Obviously I was NO prophet. By Wednesday the results came back. MRI results were OK--soft tissue irregularities but no tear. Literally two minutes later my doctor sent me the more in-depth results of the x'rays via e-mail after a radiologist looked at them more carefully. I have multiple bone infarcts and edema in both knees--AVN has been in both knees for quite a while. Little pieces of bone in the knees have died and an infarct per each fracture is the result of each micro-stub. The prior Wednesday's 6-miler must have giggled and triggered a break inside the left knee that such severe painful symptom occurred. Another little piece of bone had died that day. Another loss.
Now, like Monk always says, "Here's the thing."---"You mean I can't even go walking anymore?" I was brooding in sorrow and anger. I went into a funk. The difference between a funk and depression is simple to me. A funk is something one is entirely in control of and is also aware of and know that it is healthy for the heart to feel troubled and even broken. Time will heal most wounds--both physical and emotional. Depression is when one simply falls into it without realization (most of the time) and one is fighting to get out without success. I am not fighting to get out of my funk. I LET me grieve. I need to feel the loss and work it out so I can face myself, strategize a Plan B, and to accept my new reality.
I like my funks. I spoil myself with my funks. I need my funks. What do I for myself when I am in a funk? I do all the work that I am supposed to--teaching, choir directing, playing for church, going to all necessary meetings, cooking, washing, shopping, cleaning, self-hygiene, etc… The biggest difference is that I spend a great deal of time by myself--reading, resting, watching Youtube and Chinese soaps. And I give myself love and permission to do all that! I am licking my wounds.

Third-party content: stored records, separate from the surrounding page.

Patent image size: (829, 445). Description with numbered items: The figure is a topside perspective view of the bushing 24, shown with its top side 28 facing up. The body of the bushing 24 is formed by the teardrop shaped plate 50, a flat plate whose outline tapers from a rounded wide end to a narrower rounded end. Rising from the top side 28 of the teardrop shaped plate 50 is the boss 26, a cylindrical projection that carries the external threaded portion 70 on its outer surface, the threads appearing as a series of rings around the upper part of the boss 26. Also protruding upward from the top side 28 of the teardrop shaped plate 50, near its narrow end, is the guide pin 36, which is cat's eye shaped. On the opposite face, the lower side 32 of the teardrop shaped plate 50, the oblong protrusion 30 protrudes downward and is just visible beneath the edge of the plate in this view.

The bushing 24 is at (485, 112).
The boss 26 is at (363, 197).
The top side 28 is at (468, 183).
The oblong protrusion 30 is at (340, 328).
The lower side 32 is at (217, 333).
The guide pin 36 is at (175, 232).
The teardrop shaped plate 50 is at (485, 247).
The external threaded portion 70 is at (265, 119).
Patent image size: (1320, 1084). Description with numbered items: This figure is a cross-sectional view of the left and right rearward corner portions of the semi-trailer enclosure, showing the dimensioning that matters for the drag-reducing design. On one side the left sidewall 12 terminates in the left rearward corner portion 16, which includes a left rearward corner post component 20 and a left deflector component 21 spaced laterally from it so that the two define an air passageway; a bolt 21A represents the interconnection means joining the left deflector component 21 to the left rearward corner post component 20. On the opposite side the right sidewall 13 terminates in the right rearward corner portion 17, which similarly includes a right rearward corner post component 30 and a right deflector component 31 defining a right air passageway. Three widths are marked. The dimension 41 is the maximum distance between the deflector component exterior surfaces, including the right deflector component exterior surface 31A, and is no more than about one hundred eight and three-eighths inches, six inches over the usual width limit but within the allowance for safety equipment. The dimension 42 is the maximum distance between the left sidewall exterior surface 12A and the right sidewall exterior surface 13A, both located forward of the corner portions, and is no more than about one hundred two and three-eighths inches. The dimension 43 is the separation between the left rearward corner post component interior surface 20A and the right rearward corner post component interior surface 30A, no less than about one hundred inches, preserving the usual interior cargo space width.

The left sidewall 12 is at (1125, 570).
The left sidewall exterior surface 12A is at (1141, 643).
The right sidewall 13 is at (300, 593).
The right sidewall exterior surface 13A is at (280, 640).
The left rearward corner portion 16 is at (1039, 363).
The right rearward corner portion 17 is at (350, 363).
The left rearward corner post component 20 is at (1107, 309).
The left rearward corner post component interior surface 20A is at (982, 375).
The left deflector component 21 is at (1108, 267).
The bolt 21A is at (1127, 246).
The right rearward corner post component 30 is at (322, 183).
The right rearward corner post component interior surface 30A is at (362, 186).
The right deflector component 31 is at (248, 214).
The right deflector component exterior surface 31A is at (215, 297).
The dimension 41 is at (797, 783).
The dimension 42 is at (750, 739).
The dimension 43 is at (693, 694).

Actually writing about it is a sure sign that the end of this funk is near--well, may be a couple of more weeks. So what made me realize I needed to end this funk? I joined a gym. My pavement is now Matrix TX-10 (fancy Nordic Track-type treadmill made by Matrix). The sliding mechanism is much easier on the knees. Actually I am supposed to wait 6 weeks for the bone to heal but since there is almost no pain (just a little twitch here and there) I decided to work out since my lupus pains had returned due to lack of endorphins.
Thanks to the years of listening to my athletic son, I am finally taking up weight-training and a little of body-building. This Walking Butterfly bravely stepped on the Matrix pavement 2 days ago and tracked 2 miles, then topped it off with 40 minutes of weight-training. Today the same routine. I intend to keep this up for a few months--every other day. Never looking back, my 6 or more miler days might be over, I am not sure at this moment. So I am going to get some muscle on them bones finally. Some day soon I won't have to listen to the medical assistants telling me, "If I were you, I'd get some more meat on them bones." every time they take my blood pressure with a pediatric apparatus, so annoying, really.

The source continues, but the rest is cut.